India WPI eases to 7.24%
India’s inflation unexpectedly eased last month, a moderation that may spur the central bank to hold off interest rate cuts next week as price gains remain above its comfort level. The wholesale-price index (WPI) rose 7.24 percent from a year earlier, after climbing 7.45 percent in October, the commerce ministry said yesterday. The Reserve Bank of India will review interest rates at its final meeting on Tuesday.
Thailand raises forecasts
Thailand’s central bank raised its economic growth forecasts for this year and next as domestic consumption and investment support expansion. GDP may increase 5.8 percent this year, compared with an earlier prediction of 5.7 percent, Bank of Thailand Governor Prasarn Trairatvorakul said at a seminar in Bangkok late on Thursday. The economy may expand 4.7 percent next year, higher than the previous 4.6 percent projection, he said.
UBS may face US$1bn fine
Swiss bank UBS faces a fine of about US$1 billion next week to settle charges of rigging the Libor interest rate benchmark, a person familiar with the situation said on Thursday. Such a penalty would be more than double the US$450 million fine levied on British bank Barclays in June by US and British regulators and would be the third massive US fine to hit big European banks this week. “The global settlement is about US$1 billion,” the source said. “It’s expected early next week — on Monday or Tuesday.” UBS declined to comment.
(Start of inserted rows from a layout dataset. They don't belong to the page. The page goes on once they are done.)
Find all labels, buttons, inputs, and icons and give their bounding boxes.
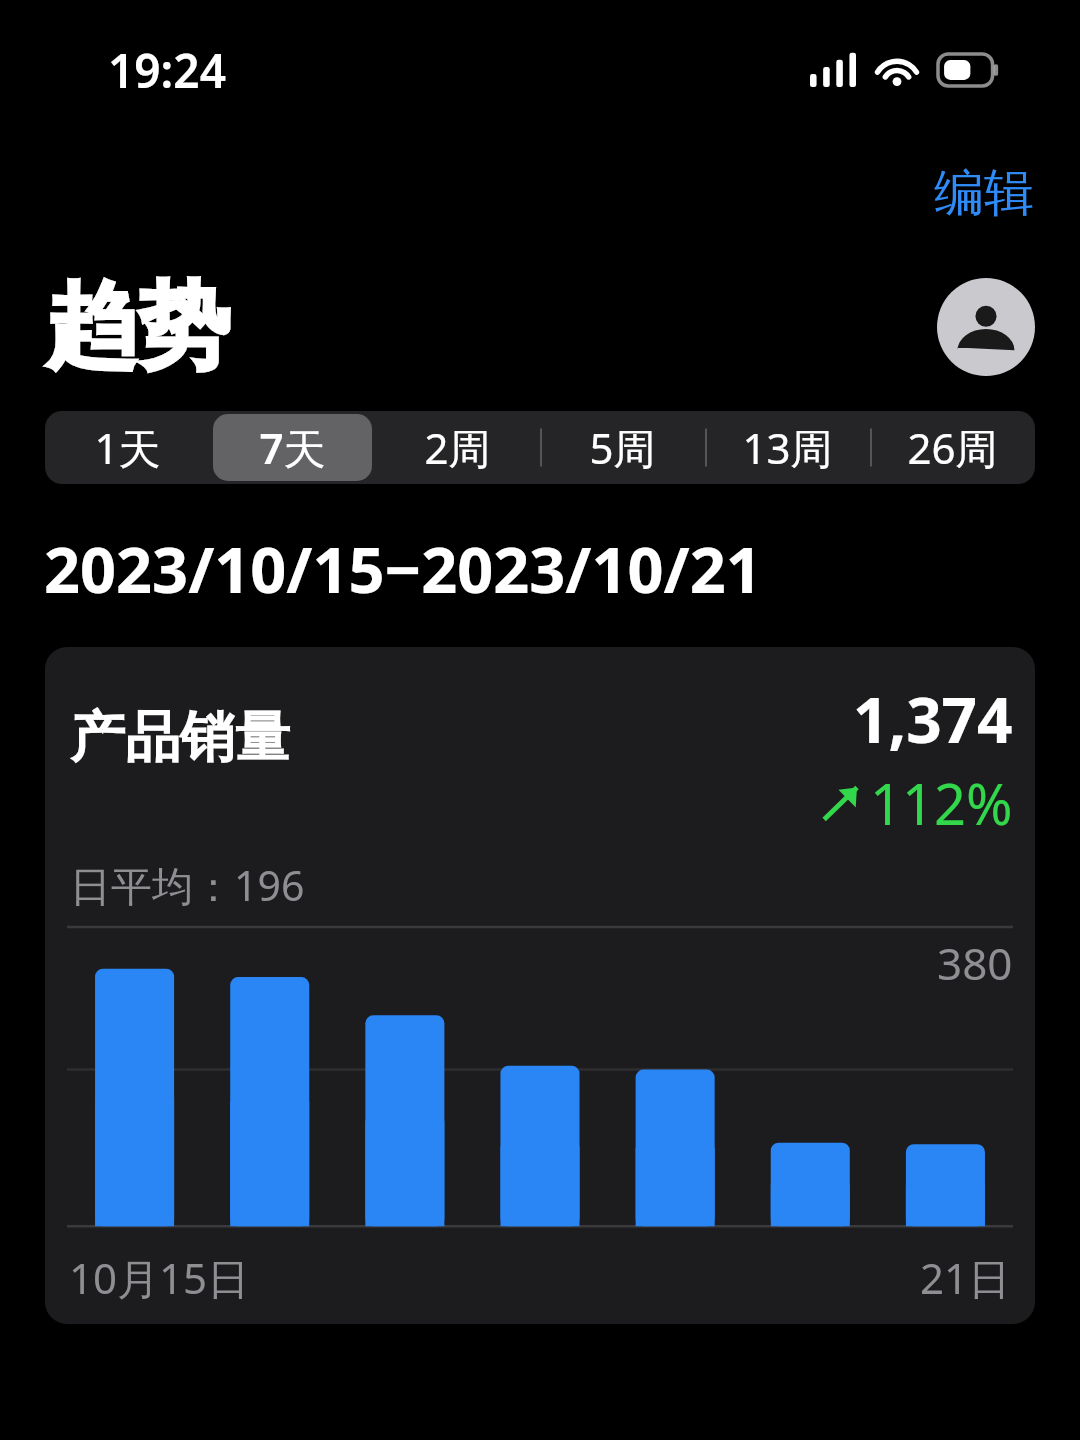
staticText: 日平均：196: [70, 857, 305, 913]
staticText: 2023/10/15−2023/10/21: [44, 526, 762, 612]
staticText: 5周: [589, 419, 656, 476]
staticText: 112%: [870, 765, 1013, 841]
staticText: 19:24: [108, 39, 226, 102]
button[interactable]: 1天: [48, 414, 207, 481]
staticText: 趋势: [46, 269, 230, 385]
staticText: 1天: [94, 419, 161, 476]
staticText: 380: [937, 933, 1013, 993]
button[interactable]: 产品销量: [45, 647, 1035, 1324]
staticText: 21日: [920, 1249, 1011, 1306]
button[interactable]: 5周: [543, 414, 702, 481]
button[interactable]: 2周: [378, 414, 537, 481]
staticText: 10月15日: [69, 1249, 250, 1306]
staticText: 1,374: [853, 677, 1013, 761]
staticText: 7天: [259, 419, 326, 476]
button[interactable]: 编辑: [916, 152, 1052, 235]
button[interactable]: Account: [937, 278, 1035, 376]
staticText: 13周: [742, 419, 833, 476]
staticText: 26周: [907, 419, 998, 476]
button[interactable]: 13周: [708, 414, 867, 481]
button[interactable]: 26周: [873, 414, 1032, 481]
staticText: 产品销量: [70, 703, 290, 772]
button[interactable]: 7天: [213, 414, 372, 481]
staticText: 编辑: [934, 162, 1034, 225]
staticText: 2周: [424, 419, 491, 476]
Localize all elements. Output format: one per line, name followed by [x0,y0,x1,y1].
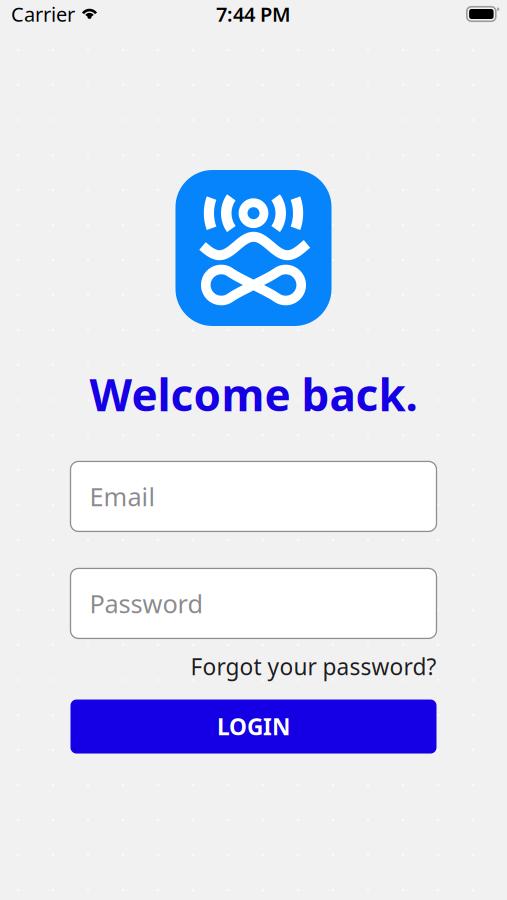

British and US regulatory authorities also declined to comment.
Cancer linked to Samsung
A South Korean government agency says working at a Samsung Electronics factory caused the breast cancer of a worker who died earlier this year. Korea Workers’ Compensation and Welfare Service yesterday said there was a considerable causal relationship between the woman’s cancer and her five years of work at a Samsung semiconductor plant in South Korea. The agency under the labor ministry said she was exposed to organic solvents and radiation at Samsung. The woman worked for Samsung from 1995 to 2000. She died in March, aged 36, three years after being diagnosed with breast cancer.
Adobe beats forecasts
Adobe Systems Inc reported fiscal fourth-quarter sales and profit that topped analysts’ estimates as customers embraced its flagship Creative Suite software. Profit excluding some items for the period, which ended in November, was US$0.61 a share on sales of US$1.15 billion, the San Jose, California-based company said on Thursday. Analysts on average had projected profit of US$0.56 a share on revenue of US$1.1 billion, according to data compiled by Bloomberg.